March Madness finishes with a bang

Aro Majumder


In one of the most thrilling college basketball games of all time, Villanova sank a buzzer-beating three-pointer to pick up the win against a devastated University of North Carolina. It was a back-and-forth affair all night long with both teams having a chance to close it out, but in the end it would take the heroics of Kris Jenkins for Villanova to become champions.

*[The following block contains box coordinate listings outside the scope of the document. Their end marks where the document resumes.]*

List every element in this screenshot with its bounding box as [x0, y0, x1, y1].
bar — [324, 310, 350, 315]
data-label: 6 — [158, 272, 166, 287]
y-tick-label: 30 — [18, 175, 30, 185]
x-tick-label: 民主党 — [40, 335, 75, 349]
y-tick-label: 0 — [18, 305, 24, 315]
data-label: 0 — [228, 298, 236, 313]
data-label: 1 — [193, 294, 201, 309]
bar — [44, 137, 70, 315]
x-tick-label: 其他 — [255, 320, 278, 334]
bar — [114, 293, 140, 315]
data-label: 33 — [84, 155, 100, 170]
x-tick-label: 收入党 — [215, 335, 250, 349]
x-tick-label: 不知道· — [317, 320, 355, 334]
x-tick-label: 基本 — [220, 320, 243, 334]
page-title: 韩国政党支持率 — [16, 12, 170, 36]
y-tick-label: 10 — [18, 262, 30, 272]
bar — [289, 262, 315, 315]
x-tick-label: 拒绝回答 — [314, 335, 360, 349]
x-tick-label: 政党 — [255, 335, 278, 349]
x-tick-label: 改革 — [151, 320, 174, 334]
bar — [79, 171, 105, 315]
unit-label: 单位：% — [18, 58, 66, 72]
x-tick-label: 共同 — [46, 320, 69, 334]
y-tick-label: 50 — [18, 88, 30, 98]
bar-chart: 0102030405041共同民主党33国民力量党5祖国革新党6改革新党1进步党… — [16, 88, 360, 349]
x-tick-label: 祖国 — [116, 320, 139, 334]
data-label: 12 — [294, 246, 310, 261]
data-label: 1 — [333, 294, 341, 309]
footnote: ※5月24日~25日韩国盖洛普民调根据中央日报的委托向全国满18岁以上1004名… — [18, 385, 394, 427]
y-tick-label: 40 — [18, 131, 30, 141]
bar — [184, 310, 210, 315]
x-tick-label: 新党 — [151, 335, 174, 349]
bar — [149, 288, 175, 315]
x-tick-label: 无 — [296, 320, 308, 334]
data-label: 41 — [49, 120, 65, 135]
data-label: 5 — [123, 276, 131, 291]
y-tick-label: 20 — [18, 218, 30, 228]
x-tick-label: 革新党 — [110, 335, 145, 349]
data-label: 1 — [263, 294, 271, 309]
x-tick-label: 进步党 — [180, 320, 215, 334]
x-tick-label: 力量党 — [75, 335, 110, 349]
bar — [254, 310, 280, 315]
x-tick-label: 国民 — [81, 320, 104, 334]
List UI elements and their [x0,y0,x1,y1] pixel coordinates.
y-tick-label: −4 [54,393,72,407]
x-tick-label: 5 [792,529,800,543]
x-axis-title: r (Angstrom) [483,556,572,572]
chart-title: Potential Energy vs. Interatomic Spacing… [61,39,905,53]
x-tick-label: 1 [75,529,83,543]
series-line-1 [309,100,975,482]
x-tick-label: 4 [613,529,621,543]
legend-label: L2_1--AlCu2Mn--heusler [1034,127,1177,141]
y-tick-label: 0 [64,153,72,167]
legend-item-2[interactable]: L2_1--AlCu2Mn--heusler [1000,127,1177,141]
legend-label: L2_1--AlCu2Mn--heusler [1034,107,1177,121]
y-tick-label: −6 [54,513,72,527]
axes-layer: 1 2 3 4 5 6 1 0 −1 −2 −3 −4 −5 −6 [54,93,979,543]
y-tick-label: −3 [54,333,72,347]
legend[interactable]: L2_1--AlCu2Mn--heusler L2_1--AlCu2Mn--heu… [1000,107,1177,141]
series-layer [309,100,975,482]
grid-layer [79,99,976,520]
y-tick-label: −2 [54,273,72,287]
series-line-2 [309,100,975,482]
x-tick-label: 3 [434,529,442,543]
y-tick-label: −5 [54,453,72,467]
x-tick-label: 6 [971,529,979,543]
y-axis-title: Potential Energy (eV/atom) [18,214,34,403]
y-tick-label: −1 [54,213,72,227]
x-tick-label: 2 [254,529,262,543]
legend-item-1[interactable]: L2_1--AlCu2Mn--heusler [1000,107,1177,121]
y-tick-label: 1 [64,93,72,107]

Right from the get-go it was clear that this was setting up to be a final for the ages. Neither team was able to gain a big edge in the first half, until UNC cracked the game open with clinical three-point shooting. They were lights-out from beyond the arc, shooting over 70 percent, and finished the first half with a 39-34 lead. Both teams were shooting remarkably well from the field, and seemed to be unaffected by the size of the stadium, which had been notorious for poor shooting after Butler and the University of Connecticut shot a combined 26 percent from the field in 2009.

Unsurprisingly, UNC was unable to keep up the ridiculous shooting in the second half, and Villanova’s advantage in points-in-the-paint began to show. Even with the smaller lineup, strong drives by the guards and valuable contributions in the post by Daniel Ochefu and Josh Hart allowed Villanova to gain a slight edge inside. UNC did show their physical prowess in the rebounding department however, and won that battle 36-23.

Villanova’s grinding style of play payed off towards the end of the game. It appeared that the Wildcats had closed out the game, when they went up by 10 points. UNC scrapped together a big comeback, capped off by one of the most ridiculous shots in the tournament  — a deep contested three-pointer by Kris Jenkins while off balance. With just five seconds left on the clock, Villanova would set up a play off their remaining time-out. Ryan Arcidiacono was able to draw in defenders to the top of the arc and dump it off the the trailing Kris Jenkins who nailed the shot of his lifetime.

It was a well-executed play, but many will point to the surprisingly poor defensive structure of the Tar Heels. With just five seconds left on the clock, you would expect them to play tight defense to defend the three-point-line as that was Villanova’s most likely chance to end the game before overtime. UNC chose to sit back behind the line however, and Jenkins was given a relatively open look.

It’ll be a disappointing loss for coach Roy Williams, who has faced speculation of retirement and has lost support from UNC fans. After their win against Syracuse, Williams was insistent that he wants to hear nothing of his retirement, but now, the rumours are sure to resurface, and more importantly, a decision has to be made by him. He’s been at North Carolina for 13 years and started his college-coaching days in 1988 with Kansas. Currently sitting second in all-time wins in the NCAA tournament behind Mike Krzyzewski, retiring now doesn’t seem to be that bad of a choice. On the other hand, Chapel Hill is embroiled in the “paper-class” scandal, which could make this a very controversial time for him to leave. Many of their student-athletes were allegedly given academic help and fake classes to meet the academic requirements needed to be eligible to play.  

For Villanova, this championship brings back all the joy they received from their last triumph in 1985. The 31 year gap marks the second-longest championship drought in NCAA Division 1 Basketball history. Although their 1985 win was special considering they were an eighth seed and tossed out of having any chance of winning the tournament, this win will surely be no less special. Their 71.4 percent shooting in the semifinal was second only in a Final Four game to their 1985 title game performance, and this was the first time a championship had been decided on a buzzer beater since the 1983 NC State win over the University of Houston. To make it all the more memorable, Rollie Massimino, the head coach of the ‘85 team, was there at the NRG Stadium to witness this historic win and celebrate with first-time-champion, head coach Jay Wright.
There truly could not have been a better way to cap off this year’s NCAA Tournament. Even with the disappointment of the semifinal games, the final more than made up for it. Not only did viewers get to enjoy a tight game throughout with exceptional shooting by both teams, but they were also treated to one of the craziest finishes in college basketball history. For UNC it was nothing but heartbreak, but on the other side of the spectrum it was sheer joy for Villanova.